Сиятельная дама Кирстен говорила мужу: «Теперь вы ищете ссоры с Папой Римским?»
Она устала смотреть, как он вечно навлекает на себя все новые беды. Ему неймется, жаловалась она мне, можно подумать, что он ненавидит мир и благополучие, добытые такой дорогой ценой, но на этот раз она из любви к детям не позволит ему все погубить.
Кирстен описала мне их прощание со старшим сыном. чтобы вырвать у меня какое-никакое пророчество, хотя таковое с тем же успехом могла бы изречь и сама. Я не смог присутствовать при отъезде Тюге в Александрию. В доме Курца вечно толпились иностранные послы, советники, члены семьи Тенгнагеля, набежавшие сюда в ожидании свадьбы, и я ночевал у старого портного Прокопа. Я предпочитал его ложе замковым коридорам, где мне приходилось прятаться, когда там кишели посторонние.
«Когда Тюге уезжал, – сказала она мне, – отец и сын так смотрели друг на друга, словно им не суждено больше увидеться».
Она описала мне, какое у кого было лицо, когда пришел час разлуки. Сеньор хотел обнять Тюге, но сын уклонился, резко, будто конь, сбросивший узду.

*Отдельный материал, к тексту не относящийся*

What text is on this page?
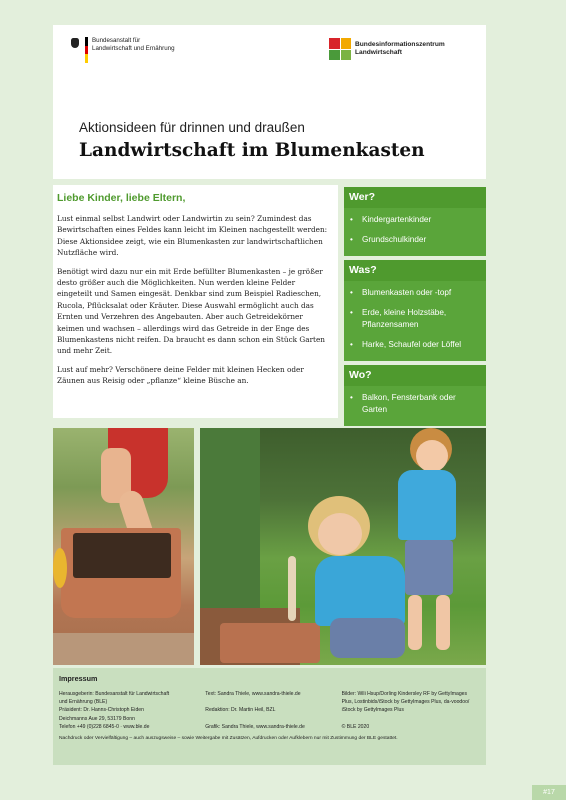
Bundesanstalt für
Landwirtschaft und Ernährung	Bundesinformationszentrum
Landwirtschaft
Aktionsideen für drinnen und draußen
Landwirtschaft im Blumenkasten
Liebe Kinder, liebe Eltern,

Lust einmal selbst Landwirt oder Landwirtin zu sein? Zumindest das Bewirtschaften eines Feldes kann leicht im Kleinen nachgestellt werden: Diese Aktionsidee zeigt, wie ein Blumenkasten zur landwirtschaftlichen Nutzfläche wird.

Benötigt wird dazu nur ein mit Erde befüllter Blumenkasten – je größer desto größer auch die Möglichkeiten. Nun werden kleine Felder eingeteilt und Samen eingesät. Denkbar sind zum Beispiel Radieschen, Rucola, Pflücksalat oder Kräuter. Diese Auswahl ermöglicht auch das Ernten und Verzehren des Angebauten. Aber auch Getreidekörner keimen und wachsen – allerdings wird das Getreide in der Enge des Blumenkastens nicht reifen. Da braucht es dann schon ein Stück Garten und mehr Zeit.

Lust auf mehr? Verschönere deine Felder mit kleinen Hecken oder Zäunen aus Reisig oder „pflanze“ kleine Büsche an.

Wer?
• Kindergartenkinder
• Grundschulkinder
Was?
• Blumenkasten oder -topf
• Erde, kleine Holzstäbe, Pflanzensamen
• Harke, Schaufel oder Löffel
Wo?
• Balkon, Fensterbank oder Garten
Impressum
Herausgeberin: Bundesanstalt für Landwirtschaft
und Ernährung (BLE)
Präsident: Dr. Hanns-Christoph Eiden
Deichmanns Aue 29, 53179 Bonn
Telefon +49 (0)228 6845-0 · www.ble.de
Text: Sandra Thiele, www.sandra-thiele.de

Redaktion: Dr. Martin Heil, BZL

Grafik: Sandra Thiele, www.sandra-thiele.de
Bilder: Wili Hsup/Dorling Kindersley RF by GettyImages
Plus, Lostinbids/iStock by GettyImages Plus, da-voodoo/
iStock by GettyImages Plus

© BLE 2020
Nachdruck oder Vervielfältigung – auch auszugsweise – sowie Weitergabe mit Zusätzen, Aufdrucken oder Aufklebern nur mit Zustimmung der BLE gestattet.
#17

– Разве мне нужно быть колдуном, чтобы знать, кто из двоих жаждет помощи? – сказал я.
– О чем ты толкуешь?
– Я говорю об отце.
– Чего же бояться моему супругу? Он никогда не знал более благоприятного времени для своих замыслов.
На этот раз я ни слова не ответил.
За два дня до того я навестил Гайека, мы пришли к нему вместе с портным Прокопом, последний был почти ровесником хозяина дома.
Старый алхимик сидел у окна. Его исхудавшие руки бессильно лежали на коленях. Раскрытые длиннопалые ладони с серыми ногтями, казалось, отпускали дыхание жизни на волю, будто птицу, слишком долго просидевшую в клетке, и он, как я сейчас, взглядом следил за ее кружением среди древесных крон, спрашивая себя, когда она отважится улететь за ограду двора.
«У твоего господина Браге, – проговорил он, задыхаясь, – в этом городе есть могущественные недруги. По его вине император отлучил прежнего канцлера от должности.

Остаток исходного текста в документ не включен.